E’ una delle ultime feste delle matricole, il ’68 renderà improvvisamente anacronistica questa festa, che riprenderà alla fine degli anni ’70, quando tutto sarà normalizzato. La fotografia è del 1967, scattata su fp4 Ilford, sviluppata e stampata in casa. In quell’anno l’università elitaria diventa università di massa, ma soprattutto comincia a mettere in discussione i meccanismi di trasmissione del sapere e la loro incidenza sulla società. Si capisce che il sapere serve per mantenere potere, soggezione e diseguaglianze se non mette in discussione il suo fine. La conoscenza fino a quel momento, ha liberato poco le persone e la società, se non è stata accompagnata dalla critica e dalla richiesta di cambiamento. Cioè non basta leggere la società, bisogna trarne le conseguenze. E’ una consapevolezza che cresce e diventa collettiva, ma quello che viene poi, dal 1972 è una sequela infinita di errori, di radicalismi, di alienazioni differenti, e altrettanto gravi. La lotta armata, le uccisioni di magistrati e giornalisti, l’attacco al cuore dello stato, i servizi deviati, gli attentati neri, i golpe falliti. Il poligono dei fatti, la stanchezza, le intenzioni diverse si combinano. Ci sarà la restaurazione e il lento scivolamento nell’anomia, nell’esasperazione dell’io perché il noi è insoddisfacente. Il sapere torna nell’alveo della trasmissione delle competenze, non discute più rapporti e fini, si tecnologizza e parcellizza ulteriormente. Si capisce che il sapere di per sé non salva, al più pone domande radicali, anche se aiuta a trovare risposte nell’analisi della realtà e bisogna decidere se ascoltarlo o meno. Nel frattempo la macchina del sapere si organizza, crea competenze alte ed esclusive, ma in campi ristretti, dequalifica come inutili economicamente le conoscenze umanistiche, punta sulla parcellizzazione che allontana le risposte complessive e fa trionfare la tecnologia. Ogni problema singolo ha una risposta tecnologica, ogni malattia del corpo e dell’ambiente riceverà una guarigione. E poiché non può economicamente attendere la coscienza del problema che crea, spesso la tecnologia anticipa la domanda, la crea.
Il bivio tra un sapere che colloca l’individuo nella società e quindi la sottopone al suo vaglio e il sapere funzionale nasce ben prima del ’67, però in Italia diventa coscienza collettiva in quegli anni. I risultati di una meditazione caotica, non per questo priva di acutezza, di fortissimo discernimento, sfociano, anziché nella sabbia che è sotto l’asfalto, come si scriveva sui muri di Parigi, in un grigiore di cemento. Se prima del ’68 l’attacco al territorio e all’uomo, la speculazione, erano un fatto enorme e censurabile, questa pratica divoratrice diventa poi una corsa all’arricchimento di molti improvvisati prenditori. Cresce la scolarizzazione, il sapere eppure aumenta la malversazione, il malaffare grigio, la corruzione, la pratica criminale intelligente. Non c’è correlazione tra sapere e comportamento delinquenziale, ma certamente viene riscoperta da chi avrebbe nuove capacità di critica, l’infingardaggine, il girarsi altrove, il non vedere per interesse. Quindi il sapere abiura alla sua funzione critica e pur essendo di massa non migliora complessivamente la coscienza sociale. Dov’era l’errore? Forse nel dare al sapere una responsabilità che in realtà è dell’uomo, ma anche nella malintesa concezione che il sapere serva a fare e non ad essere.

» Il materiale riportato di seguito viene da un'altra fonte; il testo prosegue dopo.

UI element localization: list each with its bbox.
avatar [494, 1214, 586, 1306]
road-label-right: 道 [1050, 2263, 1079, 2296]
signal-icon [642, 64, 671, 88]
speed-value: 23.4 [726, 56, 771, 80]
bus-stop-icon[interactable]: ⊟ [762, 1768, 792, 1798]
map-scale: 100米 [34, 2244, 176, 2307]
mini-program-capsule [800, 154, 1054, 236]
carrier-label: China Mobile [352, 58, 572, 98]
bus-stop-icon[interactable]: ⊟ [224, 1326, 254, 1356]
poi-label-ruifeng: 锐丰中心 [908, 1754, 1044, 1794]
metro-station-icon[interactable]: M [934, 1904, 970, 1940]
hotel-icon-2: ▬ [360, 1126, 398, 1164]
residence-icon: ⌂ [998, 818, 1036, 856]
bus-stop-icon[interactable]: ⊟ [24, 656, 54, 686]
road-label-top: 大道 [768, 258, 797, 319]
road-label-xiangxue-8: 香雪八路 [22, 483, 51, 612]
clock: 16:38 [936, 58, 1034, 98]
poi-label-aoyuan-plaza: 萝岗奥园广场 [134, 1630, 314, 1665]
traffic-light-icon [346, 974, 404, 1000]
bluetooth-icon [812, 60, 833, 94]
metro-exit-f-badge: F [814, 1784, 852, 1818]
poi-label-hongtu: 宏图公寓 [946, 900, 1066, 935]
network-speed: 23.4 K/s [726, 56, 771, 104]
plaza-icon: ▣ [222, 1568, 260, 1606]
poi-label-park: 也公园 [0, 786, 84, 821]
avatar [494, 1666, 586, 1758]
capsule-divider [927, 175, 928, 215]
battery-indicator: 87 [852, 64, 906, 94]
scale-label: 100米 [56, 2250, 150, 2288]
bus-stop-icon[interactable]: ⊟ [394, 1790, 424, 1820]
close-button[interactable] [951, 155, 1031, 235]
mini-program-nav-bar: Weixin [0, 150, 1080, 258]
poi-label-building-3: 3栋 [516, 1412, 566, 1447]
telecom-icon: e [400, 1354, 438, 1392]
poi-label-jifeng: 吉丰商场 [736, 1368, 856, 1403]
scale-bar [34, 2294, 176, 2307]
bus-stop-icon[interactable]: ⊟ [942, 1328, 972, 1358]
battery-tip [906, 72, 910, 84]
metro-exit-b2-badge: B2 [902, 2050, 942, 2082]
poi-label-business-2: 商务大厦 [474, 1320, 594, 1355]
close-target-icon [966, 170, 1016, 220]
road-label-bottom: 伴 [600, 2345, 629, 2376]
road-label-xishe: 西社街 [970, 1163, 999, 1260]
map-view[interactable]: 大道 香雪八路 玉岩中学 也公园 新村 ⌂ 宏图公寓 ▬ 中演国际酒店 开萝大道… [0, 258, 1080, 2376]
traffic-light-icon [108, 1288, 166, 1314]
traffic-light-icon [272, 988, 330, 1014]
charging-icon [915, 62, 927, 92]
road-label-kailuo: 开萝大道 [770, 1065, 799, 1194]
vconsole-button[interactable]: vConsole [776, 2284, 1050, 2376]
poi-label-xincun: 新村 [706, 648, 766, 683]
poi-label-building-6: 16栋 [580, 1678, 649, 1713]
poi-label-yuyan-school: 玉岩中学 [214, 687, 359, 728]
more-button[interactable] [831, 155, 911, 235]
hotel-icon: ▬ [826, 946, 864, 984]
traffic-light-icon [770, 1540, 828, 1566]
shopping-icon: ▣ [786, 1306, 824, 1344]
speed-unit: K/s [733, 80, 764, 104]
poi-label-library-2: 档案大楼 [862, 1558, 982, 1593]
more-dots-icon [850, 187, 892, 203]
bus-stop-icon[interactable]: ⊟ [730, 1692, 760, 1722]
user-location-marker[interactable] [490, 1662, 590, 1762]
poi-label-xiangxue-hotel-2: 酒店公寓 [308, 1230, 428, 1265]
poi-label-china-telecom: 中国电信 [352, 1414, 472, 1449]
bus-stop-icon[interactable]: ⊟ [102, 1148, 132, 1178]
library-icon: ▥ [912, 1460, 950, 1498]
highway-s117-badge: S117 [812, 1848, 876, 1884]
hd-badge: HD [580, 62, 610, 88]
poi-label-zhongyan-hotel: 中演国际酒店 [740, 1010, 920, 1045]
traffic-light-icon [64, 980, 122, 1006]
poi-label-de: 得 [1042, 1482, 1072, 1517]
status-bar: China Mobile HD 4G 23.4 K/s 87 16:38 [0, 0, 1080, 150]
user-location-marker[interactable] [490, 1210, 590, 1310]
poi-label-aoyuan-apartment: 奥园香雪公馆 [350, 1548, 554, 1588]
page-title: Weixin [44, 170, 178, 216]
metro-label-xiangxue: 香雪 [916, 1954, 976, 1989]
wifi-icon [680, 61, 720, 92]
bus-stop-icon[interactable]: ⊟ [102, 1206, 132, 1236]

Quel giorno, è l’otto febbraio, sono molto giovane e pieno di pensieri e speranze, giro per la città con la mia macchina fotografica. Cerco i volti e i particolari, come sempre, le situazioni accennate. Guardiamo questa situazione, dietro l’angolo del Pedrocchi si prepara una sorpresa, sono giovani che vogliono ridere con altri giovani. La giovinezza esplode nello scherzo e nell’ilarità conseguente. E’ un attimo poi qualcosa di diverso attirerà l’attenzione per ulteriore ilarità. In questa sospensione prima che qualcosa accada, è vissuta una generazione e la successiva. Non malamente, si è riso molto. I due della foto si stanno preparando alla vita, non so cosa sia accaduto loro, come le vite si siano svolte. Se penso a ciò che conosco, immagino che le difficoltà e i grovigli non siano mancati, che la crescita abbia avuto luci e amarezze, che l’indole si sia piegata, indurita, che abbiano appreso molto dalla realtà (che è sempre una dura maestra). Sono miei coetanei, e poi hanno avuto occasioni per usare il sapere che questa alma mater gli ha dato. Chissà, e come, le hanno usate le occasioni. Comunque i loro anni saranno stati pieni e di certo le soddisfazioni avranno equilibrato le amarezze. Sono anche certo che c’è stata molta speranza, ma che questa si sarà via via esaurita se non l’hanno alimentata di utopia e di sogni. Hanno vissuto, ma non sappiamo come abbiano impiegato ciò che gli è stato dato, se l’abbiano elaborato e siano diventati eretici rompendo paradigmi, oppure si siano smarriti in nuovi stereotipi del vecchio mondo. Stanno per avere una grande occasione e così li lasciamo, nel 1967, in attesa di una vita che ci sarà.
Ottima analisi che condivido in pieno in tutte le considerazioni da te fatte e le analisi su quegli anni, come convido (purtroppo) l’incertezza sul possibile smarrirsi dei due studenti fotografati.
Non condivido invece perché la vedo vana la speranza con cui concludi questa tua ottima analisi, “di una vita che ci sarà” Quale? Quella che stiamo vivendo? Ed era questa la vita che ci attendevamo negli anni 60?
Comunque, ti faccio i complimenti.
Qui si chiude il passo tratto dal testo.